Monday, October 21, 2013

Parmenides the early Eaternalist (a self-defeating title nonetheless)

Continuing in our deliberations on time & how we as humans explain and understand it, we go back to the dawn of Philosophy to Parmenides & Zeno. Parmenides was born about 515 BC; Zeno about 490 BC. Zeno was a student of Parmenides so their ideas have similarities and we shall lump them together for this one post.

Parmenides had two basic things to say about reality, the "what is":

There is the way of truth, which shows reality is one, there is no change and existence is timeless.

Then there is the way of opinion, this is the senses that perceive change and trick the mind into thinking that the reality of oneness is somehow changing.

In this way Parmenides is an early foreshadowing of an eternalistic view of time. Eternalism states that the all points in time are equally real.

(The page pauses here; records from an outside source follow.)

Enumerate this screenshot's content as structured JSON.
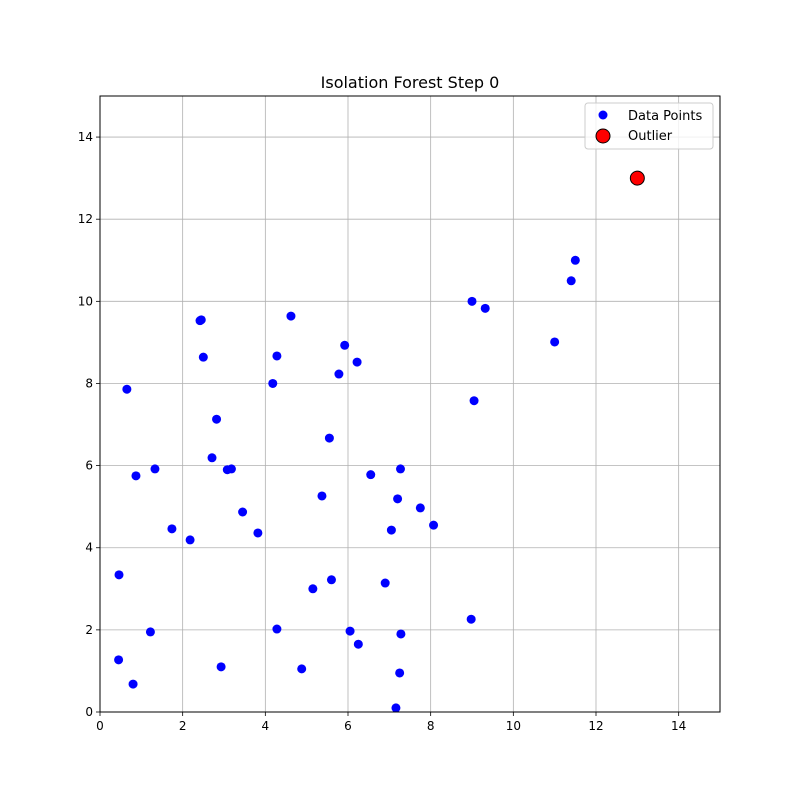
{
  "chart_data": {
    "type": "scatter",
    "title": "Isolation Forest Step 0",
    "xlabel": "",
    "ylabel": "",
    "xlim": [
      0,
      15
    ],
    "ylim": [
      0,
      15
    ],
    "xticks": [
      0,
      2,
      4,
      6,
      8,
      10,
      12,
      14
    ],
    "yticks": [
      0,
      2,
      4,
      6,
      8,
      10,
      12,
      14
    ],
    "grid": true,
    "legend": {
      "placement": "top-right",
      "entries": [
        {
          "label": "Data Points",
          "color": "#0000ff"
        },
        {
          "label": "Outlier",
          "color": "#ff0000"
        }
      ]
    },
    "series": [
      {
        "name": "Data Points",
        "color": "#0000ff",
        "points": [
          [
            0.65,
            7.86
          ],
          [
            0.87,
            5.75
          ],
          [
            1.33,
            5.92
          ],
          [
            1.74,
            4.46
          ],
          [
            2.18,
            4.19
          ],
          [
            0.46,
            3.34
          ],
          [
            1.22,
            1.95
          ],
          [
            0.45,
            1.27
          ],
          [
            0.8,
            0.68
          ],
          [
            2.93,
            1.1
          ],
          [
            2.42,
            9.53
          ],
          [
            2.45,
            9.55
          ],
          [
            2.5,
            8.64
          ],
          [
            2.82,
            7.13
          ],
          [
            2.71,
            6.19
          ],
          [
            3.08,
            5.9
          ],
          [
            3.18,
            5.92
          ],
          [
            3.45,
            4.87
          ],
          [
            3.82,
            4.36
          ],
          [
            4.18,
            8.0
          ],
          [
            4.28,
            8.67
          ],
          [
            4.62,
            9.64
          ],
          [
            4.28,
            2.02
          ],
          [
            4.88,
            1.05
          ],
          [
            5.15,
            3.0
          ],
          [
            5.37,
            5.26
          ],
          [
            5.55,
            6.67
          ],
          [
            5.6,
            3.22
          ],
          [
            5.78,
            8.23
          ],
          [
            5.92,
            8.93
          ],
          [
            6.22,
            8.52
          ],
          [
            6.05,
            1.97
          ],
          [
            6.25,
            1.65
          ],
          [
            6.55,
            5.78
          ],
          [
            6.9,
            3.14
          ],
          [
            7.05,
            4.43
          ],
          [
            7.2,
            5.19
          ],
          [
            7.27,
            5.92
          ],
          [
            7.28,
            1.9
          ],
          [
            7.25,
            0.95
          ],
          [
            7.16,
            0.1
          ],
          [
            7.75,
            4.97
          ],
          [
            8.07,
            4.55
          ],
          [
            8.98,
            2.26
          ],
          [
            9.0,
            10.0
          ],
          [
            9.05,
            7.58
          ],
          [
            9.32,
            9.83
          ],
          [
            11.0,
            9.01
          ],
          [
            11.4,
            10.5
          ],
          [
            11.5,
            11.0
          ]
        ]
      },
      {
        "name": "Outlier",
        "color": "#ff0000",
        "points": [
          [
            13.0,
            13.0
          ]
        ]
      }
    ]
  }
}
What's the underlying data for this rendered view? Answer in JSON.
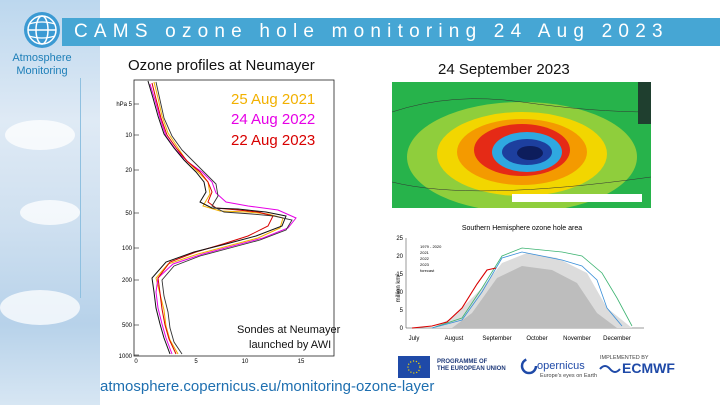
{
  "banner": {
    "title": "CAMS ozone hole monitoring 24 Aug 2023"
  },
  "brand": {
    "line1": "Atmosphere",
    "line2": "Monitoring"
  },
  "profiles": {
    "title": "Ozone profiles at Neumayer",
    "y_ticks": [
      "hPa 5",
      "10",
      "20",
      "50",
      "100",
      "200",
      "500",
      "1000"
    ],
    "x_ticks": [
      "0",
      "5",
      "10",
      "15"
    ],
    "legend": [
      {
        "label": "25 Aug 2021",
        "color": "#f2b100"
      },
      {
        "label": "24 Aug 2022",
        "color": "#e600e6"
      },
      {
        "label": "22 Aug 2023",
        "color": "#d80000"
      }
    ],
    "note_line1": "Sondes at Neumayer",
    "note_line2": "launched by AWI"
  },
  "map": {
    "title": "24 September 2023"
  },
  "hole_area": {
    "title": "Southern Hemisphere ozone hole area",
    "ylabel": "million km²",
    "y_ticks": [
      "0",
      "5",
      "10",
      "15",
      "20",
      "25"
    ],
    "months": [
      "July",
      "August",
      "September",
      "October",
      "November",
      "December"
    ],
    "legend": [
      "1979 - 2020",
      "2021",
      "2022",
      "2023",
      "forecast"
    ]
  },
  "footer": {
    "url": "atmosphere.copernicus.eu/monitoring-ozone-layer",
    "eu_line1": "PROGRAMME OF",
    "eu_line2": "THE EUROPEAN UNION",
    "copernicus": "opernicus",
    "copernicus_sub": "Europe's eyes on Earth",
    "implemented_by": "IMPLEMENTED BY",
    "ecmwf": "ECMWF"
  }
}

Time is merely a dimension so past events are still there just as much as the present is here and that the future is out there only our current spatial dimension hasn't crossed paths with the future dimensions and that our current spatial dimension has already crossed paths with time dimensions we see as past.

Interestingly, if not without a bit of the stretch of the imagination, Peter Kingsley, a bit of a rogue scholar and a self-described mystic has reinterpreted Parmenides as a Iatromantist (Greek Shaman or Medicine Man). In this light, he reinterprets Parmenides as a apocalyptic religious philosopher. Maybe Kingsley is right. Some Greek philosophers have probably been overly stripped of the religious nature by the fragmentary nature of their extant works or by the overly zealous nature of many scholarly people over the last three centuries to make the Greeks as above religion to match the tenor of their scholarly circles.

So where is the story?

Not sure yet. But Time as an illusion seems to fit. I like the Iatromantis angle too.